I and some friends have a project of trying to watch all movies, tv episodes and other stuff with moving pictures related to roleplaying games ever made. We’re pretty far along on this goal. I’ll write here about old and new things we’ve found and watched.
The British director Peter Watkins has made three movies that are quite interesting from a roleplaying perspective, The Battle of Culloden (1964), Gladiatorerna (1969) and La Commune (Paris, 1871) (2000).
(The Battle of Culloden)
The Battle of Culloden and La Commune (Paris, 1871) are interesting because of the way they were made. Both have historical subjects, and both involved large-scale recreations of the events they documented. The idea was to recreate the battle of Culloden and the Paris Commune in the style of historical re-enactment, and then do a movie about it documentary style.

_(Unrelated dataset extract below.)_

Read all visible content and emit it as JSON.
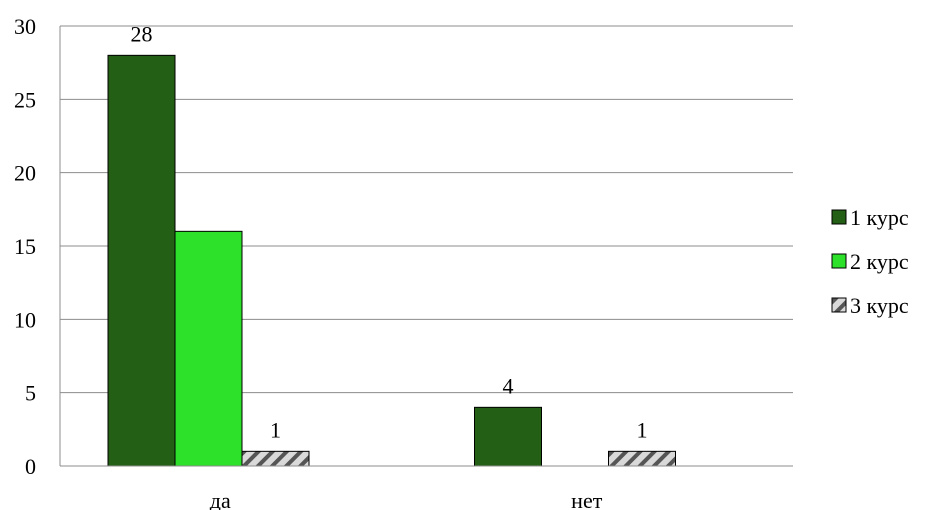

The only element out of time in each movie is the camera crew, interviewing participants and shooting as events progress. From the way the interviews play out, it really looks like the people participating in the enactment are in fact larping.
Both are also good movies. The Battle of Culloden is one of the most savagely anti-war films I have ever seen, with unrelenting focus on the miseries that followed medieval warfare. La Commune (Paris, 1871) is 345 minutes long, but the duration pays off in its depiction of life in the Commune.
There’s a good documentary about the making of La Commune (Paris, 1871) called The Universal Clock: The Resistance of Peter Watkins.
(La Commune (Paris, 1871))
The third movie, Gladiatorerna, is a scifi mockumentary set in a fictional future where the great powers of the world have stopped waging war and have instead started organizing games in which teams of combat specialists take on each other.
The way the setup is depicted is very interesting, and there’s a lot of attention being paid to how the whole thing works. We see the game master rooms, how enviromental hazards are activated, and the decisions that go into setting up each game.
(Gladiatorerna)
The movie would be a solid basis for anything from a milsim to a fullscale larp. Its ideas develop admirably, and its interesting to see its characters both go along with the game, and rebel against it.